Mit diesen Modellen werdet ihr schlauchlos glücklich, denn die führenden Hersteller gehen keinerlei Kompromisse im Hinblick auf das Material und die Verarbeitung ein, was sich schlussendlich in der Qualität und in der Wertigkeit sowie in der Haltbarkeit der Reifen bemerkbar macht.

Dogscooter Offroad: Ein idealer Ausgleich für Hunde

Mit der Markteinführung der Reifensysteme und der neuesten Offroad Tretroller für das Gelände und für mittelgroße Hunde bietet sich eine ideale Möglichkeit für die geistige und körperliche Auslastung jedes Vierbeiners in der Freizeit. Ihr benötigt nichts weiter, als eines dieser Fahrgeräte, ein spezielles Geschirr und einen motivierten Hund.

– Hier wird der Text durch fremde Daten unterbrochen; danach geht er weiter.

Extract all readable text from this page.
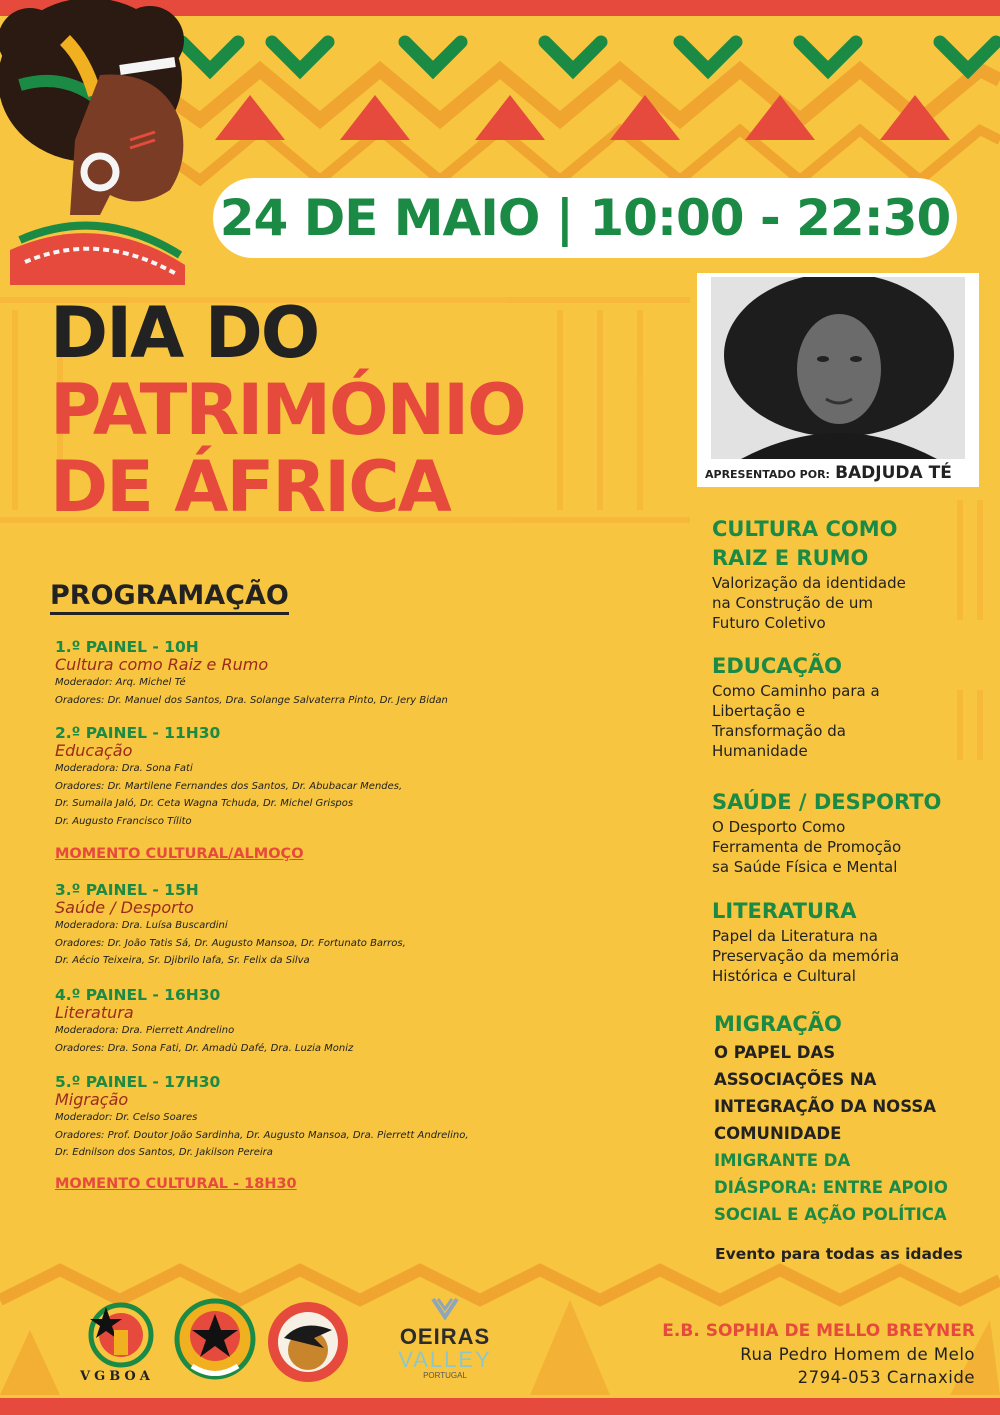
24 DE MAIO | 10:00 - 22:30
DIA DO
PATRIMÓNIO
DE ÁFRICA	APRESENTADO POR: BADJUDA TÉ
PROGRAMAÇÃO
1.º PAINEL - 10H
Cultura como Raiz e Rumo
Moderador: Arq. Michel Té
Oradores: Dr. Manuel dos Santos, Dra. Solange Salvaterra Pinto, Dr. Jery Bidan
2.º PAINEL - 11H30
Educação
Moderadora: Dra. Sona Fati
Oradores: Dr. Martilene Fernandes dos Santos, Dr. Abubacar Mendes,
Dr. Sumaila Jaló, Dr. Ceta Wagna Tchuda, Dr. Michel Grispos
Dr. Augusto Francisco Tílito
MOMENTO CULTURAL/ALMOÇO
3.º PAINEL - 15H
Saúde / Desporto
Moderadora: Dra. Luísa Buscardini
Oradores: Dr. João Tatis Sá, Dr. Augusto Mansoa, Dr. Fortunato Barros,
Dr. Aécio Teixeira, Sr. Djibrilo Iafa, Sr. Felix da Silva
4.º PAINEL - 16H30
Literatura
Moderadora: Dra. Pierrett Andrelino
Oradores: Dra. Sona Fati, Dr. Amadù Dafé, Dra. Luzia Moniz
5.º PAINEL - 17H30
Migração
Moderador: Dr. Celso Soares
Oradores: Prof. Doutor João Sardinha, Dr. Augusto Mansoa, Dra. Pierrett Andrelino,
Dr. Ednilson dos Santos, Dr. Jakilson Pereira
MOMENTO CULTURAL - 18H30
CULTURA COMO
RAIZ E RUMO
Valorização da identidade
na Construção de um
Futuro Coletivo
EDUCAÇÃO
Como Caminho para a
Libertação e
Transformação da
Humanidade
SAÚDE / DESPORTO
O Desporto Como
Ferramenta de Promoção
sa Saúde Física e Mental
LITERATURA
Papel da Literatura na
Preservação da memória
Histórica e Cultural
MIGRAÇÃO
O PAPEL DAS
ASSOCIAÇÕES NA
INTEGRAÇÃO DA NOSSA
COMUNIDADE
IMIGRANTE DA
DIÁSPORA: ENTRE APOIO
SOCIAL E AÇÃO POLÍTICA
Evento para todas as idades
VGBOA
OEIRAS
VALLEY
PORTUGAL
E.B. SOPHIA DE MELLO BREYNER
Rua Pedro Homem de Melo
2794-053 Carnaxide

Wer an der falschen Stelle spart und einen zu günstigen oder klapprigen Scooter kauf der kann beim Offroad fahren sein blaues Wunder erleben. Lieber einen neuen Roller ersparen, auf Kredit kaufen oder den alten weiter benutzen.

Offroad E-Scooter: Die besten Modelle für unbefestigte Wege

Elektroroller sind mehr als nur Schönwetter-Gadgets. Mit ordentlicher Federung, stabiler Verarbeitung und starkem Motor eignen sich E‑Scooter auch für unbefestigte Wege. Dabei lohnt es sich beim E-Scooter-Kauf grundsätzlich, auf diese drei Attribute Wert zu legen, erhöhen sie doch den Fahrkomfort auch im urbanen Umfeld.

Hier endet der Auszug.